Ein bemerkenswerter Entwurf des Künstlers - eine chaotische Lage in harmonische Form zu bringen! Drei Evangelisten überliefern diese Szene.
Bei Matthäus heißt es: „Er stieg in das Boot, und seine Jünger folgten ihm. Plötzlich brach auf dem See ein gewaltiger Sturm los, so dass das Boot von den Wellen überflutet wurde. Jesus aber schlief. Da traten die Jünger zu ihm und weckten ihn, sie riefen: Herr, rette uns, wir gehen zugrunde! Er sagte zu ihnen: Warum habt ihr solche Angst, ihr Kleingläubigen? Dann stand er auf, rohte den Winden und dem See, und es trat völlige Stille ein. Die Leute aber staunten und sagten: Was ist das für ein Mensch, daß ihm sogar die Winde und der See gehorchen?“ (Mt 8,23-27)

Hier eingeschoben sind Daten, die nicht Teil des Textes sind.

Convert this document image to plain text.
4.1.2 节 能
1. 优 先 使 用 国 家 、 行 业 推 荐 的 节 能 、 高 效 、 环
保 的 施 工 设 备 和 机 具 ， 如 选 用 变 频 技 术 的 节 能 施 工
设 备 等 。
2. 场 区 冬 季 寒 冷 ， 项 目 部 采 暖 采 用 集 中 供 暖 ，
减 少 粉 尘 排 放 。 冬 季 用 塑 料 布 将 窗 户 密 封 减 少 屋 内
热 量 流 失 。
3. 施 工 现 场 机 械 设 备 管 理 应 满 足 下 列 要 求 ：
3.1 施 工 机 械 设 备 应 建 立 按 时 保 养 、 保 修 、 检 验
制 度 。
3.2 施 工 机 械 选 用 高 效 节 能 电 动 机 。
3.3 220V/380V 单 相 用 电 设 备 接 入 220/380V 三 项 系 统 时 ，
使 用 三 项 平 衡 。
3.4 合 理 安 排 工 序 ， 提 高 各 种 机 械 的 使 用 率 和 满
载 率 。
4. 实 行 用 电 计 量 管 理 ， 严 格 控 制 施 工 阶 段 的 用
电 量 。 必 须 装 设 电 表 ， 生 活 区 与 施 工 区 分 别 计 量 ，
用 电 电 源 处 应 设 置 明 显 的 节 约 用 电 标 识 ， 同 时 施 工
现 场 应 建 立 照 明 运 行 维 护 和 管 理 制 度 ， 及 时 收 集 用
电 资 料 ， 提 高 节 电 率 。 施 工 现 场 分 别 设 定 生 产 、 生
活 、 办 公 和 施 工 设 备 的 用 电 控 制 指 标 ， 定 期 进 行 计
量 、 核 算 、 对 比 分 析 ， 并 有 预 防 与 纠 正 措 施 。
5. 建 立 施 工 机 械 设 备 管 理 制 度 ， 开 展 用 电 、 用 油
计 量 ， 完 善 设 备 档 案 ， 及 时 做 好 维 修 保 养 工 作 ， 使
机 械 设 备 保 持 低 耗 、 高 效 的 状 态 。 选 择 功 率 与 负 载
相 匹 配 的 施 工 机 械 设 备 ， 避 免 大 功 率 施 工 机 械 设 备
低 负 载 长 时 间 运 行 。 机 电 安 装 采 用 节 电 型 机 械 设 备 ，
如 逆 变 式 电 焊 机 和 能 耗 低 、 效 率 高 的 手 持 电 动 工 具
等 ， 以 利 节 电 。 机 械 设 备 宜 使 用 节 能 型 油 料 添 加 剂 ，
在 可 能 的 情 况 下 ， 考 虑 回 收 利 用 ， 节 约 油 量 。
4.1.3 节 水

Solche extremen Situationen werden in der Bibel öfter erzählt, um den Glauben auf die Probe zu stellen. Das ist die entscheidende Aussage - mehr noch als die Rettung aus Lebensgefahr! Die Jünger haben natürlich Angst um ihr Leben. Sie drohen unterzugehen und schreien um Hilfe. Um den Gegensatz noch zu betonen, schläft Jesus. Das löst verständlicherweise ihre Empörung aus. Auf der Darstellung des Künstlers Josef Krautwald schaukelt das Boot hilflos auf den Wellen, es ist auch zu klein und einige sind schon über Bord gegangen! Die Katastrophe ist da! Gerade dann erscheint Jesus als souveräner Herr über Wind und Meer. Er droht den Naturgewalten als wenn sie ungestüme Tiere wären - und sie beruhigen sich und gehorchen ihm. Mit großer Geste schützt er seine Jünger und fängt sie auf. Ihre flehenden Hände erhalten Antwort durch die schützenden und bergenden Hände Jesu.
Hier im Krankenhaus erfährt mancher Patient so die rettenden Hände des Chirurgen oder die pflegenden Hände der Schwestern. Die kreisförmige Darstellung formt aus diesem Häuflein ängstlicher Bootsfahrer eine Schicksals- und Glaubensgemeinschaft, die zusammengehalten wird durch den Herrn.